Pietro Tedesco is researcher at the Institute of Protein Biochemistry at the National Research Council, Naples, Italy.


Psychrophilic bacteria represent a reservoir of undiscovered biodiversity, because they achieve their ecological success coping with very harsh conditions and this selective pressure may lead to the production of a wide range of compounds, potentially valuable in many pharmaceutical applications. In fact, many bacteria both from marine and terrestrial environments are endowed with the ability to synthesize several infochemicals, formed via primary and/or secondary metabolic pathways. The function of these compounds is not completely clear. This enormous potential could be exploited for several biotechnological applications. In our laboratory we are exploiting the bioactive potential of psychrophilic bacteria isolated from different cold environments (Antarctica, Arctic and Tibetan glaciers) aiming at isolating novel bioactive compounds with two defined target: a) gram-negative pathogen bacteria and b) parasite nematodes.

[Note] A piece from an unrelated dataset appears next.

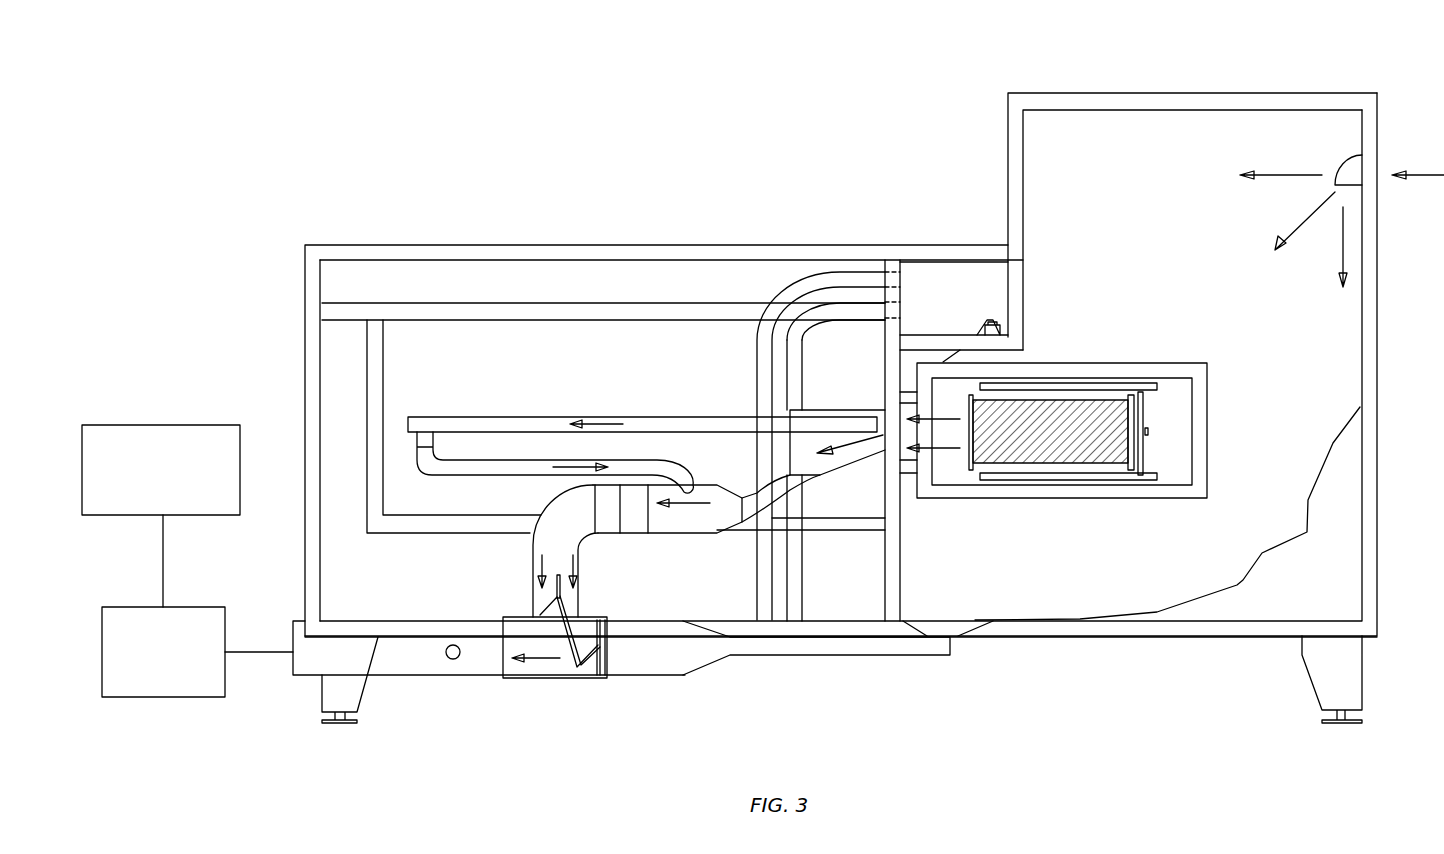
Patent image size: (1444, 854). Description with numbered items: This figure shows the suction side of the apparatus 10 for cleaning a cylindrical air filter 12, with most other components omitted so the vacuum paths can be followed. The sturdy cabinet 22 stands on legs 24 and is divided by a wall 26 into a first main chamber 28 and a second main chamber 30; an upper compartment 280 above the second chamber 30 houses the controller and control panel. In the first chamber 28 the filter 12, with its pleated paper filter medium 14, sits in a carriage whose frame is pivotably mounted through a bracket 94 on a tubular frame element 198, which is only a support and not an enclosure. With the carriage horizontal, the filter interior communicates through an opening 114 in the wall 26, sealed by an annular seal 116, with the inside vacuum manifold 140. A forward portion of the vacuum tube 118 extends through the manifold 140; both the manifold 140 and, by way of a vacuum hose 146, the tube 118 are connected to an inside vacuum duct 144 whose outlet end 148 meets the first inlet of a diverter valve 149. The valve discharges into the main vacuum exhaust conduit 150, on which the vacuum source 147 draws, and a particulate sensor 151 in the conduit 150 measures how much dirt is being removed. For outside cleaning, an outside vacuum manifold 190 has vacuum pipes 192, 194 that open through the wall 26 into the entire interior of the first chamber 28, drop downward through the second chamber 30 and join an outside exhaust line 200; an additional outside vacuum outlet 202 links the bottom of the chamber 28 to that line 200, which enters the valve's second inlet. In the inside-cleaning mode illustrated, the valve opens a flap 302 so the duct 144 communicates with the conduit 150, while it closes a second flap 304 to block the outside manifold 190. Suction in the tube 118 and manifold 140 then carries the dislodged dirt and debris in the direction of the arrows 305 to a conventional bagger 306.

By using the cross-streaking method we demonstrated that several Antarctic bacteria belonging Pseudoalteromonas genus to were able to inhibit the growth of several strain belonging Burkholderia cepacia complex (Bcc), that include opportunistic pathogens of cystic fibrosis, and that the inhibitory effect relies on the production of volatile compounds. We also set-up an innovative screening method for helmintic-compounds-producing bacteria using Caenorhabtidis elegans as model. The potentiality of the psychrophilic bacteria as novel sources of novel drugs to fight the infection of Bcc and parasite nematodes will be largely discussed.